A didn't like enchilada, which made I eat it right up (she likes to be A's opposite) and O doesn't usually eat anything but dessert. R didn't get seconds which is a bad sign, and I did. So this is an Erin meal.
Quick and Easy Green Chile Chicken Enchilada Casserole
- 2-4 skinless, boneless chicken breast halves
- garlic salt to taste
- 4-6 tortillas, torn in half
- 1 (28 ounce) can green chile enchilada sauce
- 2 cups shredded Monterey Jack cheese
- 2/3 c reduced fat sour cream
- Preheat oven to 350 degrees F (175 degrees C). Lightly grease a medium baking dish.
- Cook chicken. I usually cook it in the crockpot with salsa and then shred.
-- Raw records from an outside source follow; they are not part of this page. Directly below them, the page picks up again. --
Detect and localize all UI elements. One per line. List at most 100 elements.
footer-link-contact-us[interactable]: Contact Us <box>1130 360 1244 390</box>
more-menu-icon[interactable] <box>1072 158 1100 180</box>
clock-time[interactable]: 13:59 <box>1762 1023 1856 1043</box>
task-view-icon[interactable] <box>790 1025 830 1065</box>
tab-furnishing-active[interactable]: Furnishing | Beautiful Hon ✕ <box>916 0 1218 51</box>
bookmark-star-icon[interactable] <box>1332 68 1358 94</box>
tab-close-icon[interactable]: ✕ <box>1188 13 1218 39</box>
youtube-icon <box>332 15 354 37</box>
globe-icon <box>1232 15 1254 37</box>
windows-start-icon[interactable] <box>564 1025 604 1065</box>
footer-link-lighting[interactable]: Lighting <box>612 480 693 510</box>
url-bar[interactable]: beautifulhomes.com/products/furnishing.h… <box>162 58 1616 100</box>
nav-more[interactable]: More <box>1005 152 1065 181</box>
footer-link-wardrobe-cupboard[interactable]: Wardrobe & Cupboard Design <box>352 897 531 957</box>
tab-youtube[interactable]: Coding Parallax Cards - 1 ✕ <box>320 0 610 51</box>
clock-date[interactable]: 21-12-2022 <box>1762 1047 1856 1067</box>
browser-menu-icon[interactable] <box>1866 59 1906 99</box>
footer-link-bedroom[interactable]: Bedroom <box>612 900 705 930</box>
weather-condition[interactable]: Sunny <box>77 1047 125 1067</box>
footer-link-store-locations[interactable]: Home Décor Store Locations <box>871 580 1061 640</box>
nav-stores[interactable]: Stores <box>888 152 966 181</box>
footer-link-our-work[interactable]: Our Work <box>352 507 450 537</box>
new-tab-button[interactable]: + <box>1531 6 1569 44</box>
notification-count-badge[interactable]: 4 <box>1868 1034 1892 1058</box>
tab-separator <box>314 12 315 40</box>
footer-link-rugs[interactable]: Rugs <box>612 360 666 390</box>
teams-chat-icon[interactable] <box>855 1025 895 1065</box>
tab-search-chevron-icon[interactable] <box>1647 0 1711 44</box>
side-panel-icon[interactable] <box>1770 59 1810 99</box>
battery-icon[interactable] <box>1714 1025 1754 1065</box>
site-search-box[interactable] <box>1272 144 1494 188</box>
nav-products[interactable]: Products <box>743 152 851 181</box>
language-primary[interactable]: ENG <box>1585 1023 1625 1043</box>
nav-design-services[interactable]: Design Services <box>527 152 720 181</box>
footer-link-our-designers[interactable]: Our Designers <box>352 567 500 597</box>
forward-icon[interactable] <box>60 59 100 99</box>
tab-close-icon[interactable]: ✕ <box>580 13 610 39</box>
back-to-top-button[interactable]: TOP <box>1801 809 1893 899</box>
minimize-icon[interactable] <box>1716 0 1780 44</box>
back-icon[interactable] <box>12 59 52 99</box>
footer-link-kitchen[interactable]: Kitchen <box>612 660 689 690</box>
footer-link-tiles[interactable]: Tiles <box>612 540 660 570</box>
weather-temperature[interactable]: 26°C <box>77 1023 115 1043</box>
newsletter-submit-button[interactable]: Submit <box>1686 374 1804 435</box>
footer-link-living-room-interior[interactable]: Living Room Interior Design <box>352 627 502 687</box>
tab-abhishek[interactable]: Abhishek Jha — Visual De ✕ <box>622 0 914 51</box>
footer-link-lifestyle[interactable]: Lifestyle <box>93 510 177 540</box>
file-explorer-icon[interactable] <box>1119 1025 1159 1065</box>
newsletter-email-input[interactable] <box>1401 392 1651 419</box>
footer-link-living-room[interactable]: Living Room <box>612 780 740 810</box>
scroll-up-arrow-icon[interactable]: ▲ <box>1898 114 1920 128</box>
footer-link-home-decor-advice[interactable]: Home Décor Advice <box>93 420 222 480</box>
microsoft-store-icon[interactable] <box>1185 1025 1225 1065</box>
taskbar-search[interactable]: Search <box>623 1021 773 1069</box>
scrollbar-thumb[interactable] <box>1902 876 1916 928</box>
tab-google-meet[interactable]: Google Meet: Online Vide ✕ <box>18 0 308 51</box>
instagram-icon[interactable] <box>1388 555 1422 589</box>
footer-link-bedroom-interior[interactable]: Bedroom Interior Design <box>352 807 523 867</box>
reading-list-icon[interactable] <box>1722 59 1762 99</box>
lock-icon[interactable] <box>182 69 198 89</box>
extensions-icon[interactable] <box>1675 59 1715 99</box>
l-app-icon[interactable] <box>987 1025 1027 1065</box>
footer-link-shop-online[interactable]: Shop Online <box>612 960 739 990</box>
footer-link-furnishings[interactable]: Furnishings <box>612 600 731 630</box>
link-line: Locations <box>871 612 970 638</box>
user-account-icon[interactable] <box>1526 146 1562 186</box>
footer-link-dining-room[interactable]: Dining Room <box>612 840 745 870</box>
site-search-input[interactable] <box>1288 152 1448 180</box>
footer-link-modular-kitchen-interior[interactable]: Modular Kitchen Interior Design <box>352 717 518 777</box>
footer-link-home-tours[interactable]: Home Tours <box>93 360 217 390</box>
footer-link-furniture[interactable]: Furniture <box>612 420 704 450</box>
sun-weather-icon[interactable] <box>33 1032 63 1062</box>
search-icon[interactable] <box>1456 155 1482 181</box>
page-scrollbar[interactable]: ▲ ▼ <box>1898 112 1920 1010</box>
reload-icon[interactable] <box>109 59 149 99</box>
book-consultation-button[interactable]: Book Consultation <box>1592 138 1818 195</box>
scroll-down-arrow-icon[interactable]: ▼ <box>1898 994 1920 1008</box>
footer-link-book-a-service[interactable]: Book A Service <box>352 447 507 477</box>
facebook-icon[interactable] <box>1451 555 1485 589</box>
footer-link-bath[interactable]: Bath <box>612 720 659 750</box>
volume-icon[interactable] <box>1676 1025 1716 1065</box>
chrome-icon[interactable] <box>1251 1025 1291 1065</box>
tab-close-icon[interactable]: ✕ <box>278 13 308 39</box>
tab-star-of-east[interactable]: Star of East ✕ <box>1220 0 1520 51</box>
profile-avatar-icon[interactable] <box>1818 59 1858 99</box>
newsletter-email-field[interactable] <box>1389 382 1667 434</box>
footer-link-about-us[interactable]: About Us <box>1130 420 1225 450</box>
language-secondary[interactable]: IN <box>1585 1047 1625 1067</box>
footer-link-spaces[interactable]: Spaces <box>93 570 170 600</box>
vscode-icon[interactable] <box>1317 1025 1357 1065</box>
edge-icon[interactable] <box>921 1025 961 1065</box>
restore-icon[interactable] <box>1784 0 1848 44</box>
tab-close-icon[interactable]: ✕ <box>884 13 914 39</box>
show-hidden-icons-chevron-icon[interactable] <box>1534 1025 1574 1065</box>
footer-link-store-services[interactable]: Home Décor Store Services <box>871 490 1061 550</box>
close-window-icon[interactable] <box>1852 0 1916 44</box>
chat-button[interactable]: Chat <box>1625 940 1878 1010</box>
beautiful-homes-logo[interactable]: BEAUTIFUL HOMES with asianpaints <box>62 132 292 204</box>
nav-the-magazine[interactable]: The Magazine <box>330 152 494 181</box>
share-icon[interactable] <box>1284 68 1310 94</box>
- Pour about 1/2 inch enchilada sauce in the bottom of a medium baking dish, and arrange 6 tortillas in a single layer. Top with 1/2 the chicken, 1/3 cheese, 1/2 the sour cream, and 1/3 of the remaining enchilada sauce. Repeat. Coat remaining tortillas thoroughly with remaining enchilada sauce, and arrange on top of the layers. Sprinkle with remaining cheese, and top with any remaining enchilada sauce
- Cover, and bake 30 minutes in the preheated oven. Cool slightly before serving.